On Saturday we were at Half Moon Bay, and I thought to walk down and take a look at Philippe's "Changabang". That resulted in the fourth very aggressive and uncomfortable confrontation over "No visitors on the docks" with a tenant that I've had in the past six months. I don't "push it" because of course the people I'm interacting with are right. There are harbor rules, and they're just supporting them. Joan and I left without making a fuss.

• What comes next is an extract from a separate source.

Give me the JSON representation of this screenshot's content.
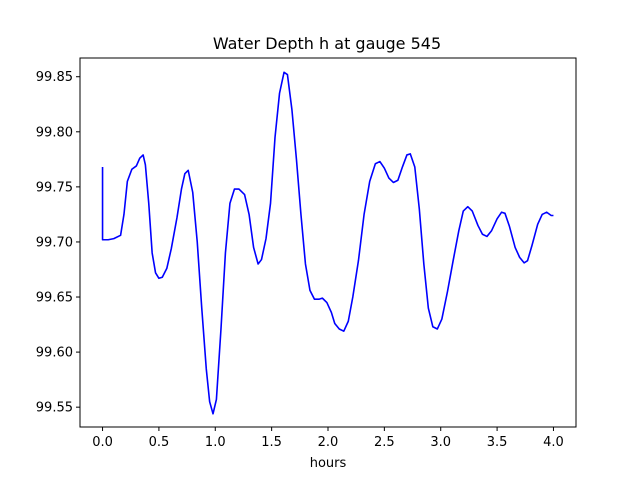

It's just that decades went by with no issues whatsoever and now this is the fourth time in the last 8-12 months that I've been yelled at. OK, then. Things have changed. I don't know WHY things have changed, but they have. Maybe there's been a slowly growing trend of off-the-dock thefts, or maybe there have been some high-profile lawsuits that I don't know about. Or maybe the world is just a different place.
 
On Saturday we were at Half Moon Bay, and I thought to walk down and take a look at Philippe's "Changabang". That resulted in the fourth very aggressive and uncomfortable confrontation over "No visitors on the docks" with a tenant that I've had in the past six months. I don't "push it" because of course the people I'm interacting with are right. There are harbor rules, and they're just supporting them. Joan and I left without making a fuss.

I may have been there. Text me next time at three one seven one thousand one. SF area code ... Love proudly showing CaB :-)
 
i think the days where someone could wait patiently at the dock gate, get let in, and quietly walk the dock to view a boat are over.

Alan: I’m a life-time marina explorer. My favorite warning is the often posted sign that says: “Boat Owners and Guests Only.” I’m a boat owner and so are you so that means we must be OK.

Bring your bride to Sausalito, have a nice lunch and a wonderful day walking the docks. There are no gates at the downtown Sausalito Yacht Harbor (you will have to pay for parking). I was a live aboard there for 18 years and it’s a wonderful and interesting place to walk among a very wide variety of interesting and sometimes unusual boats.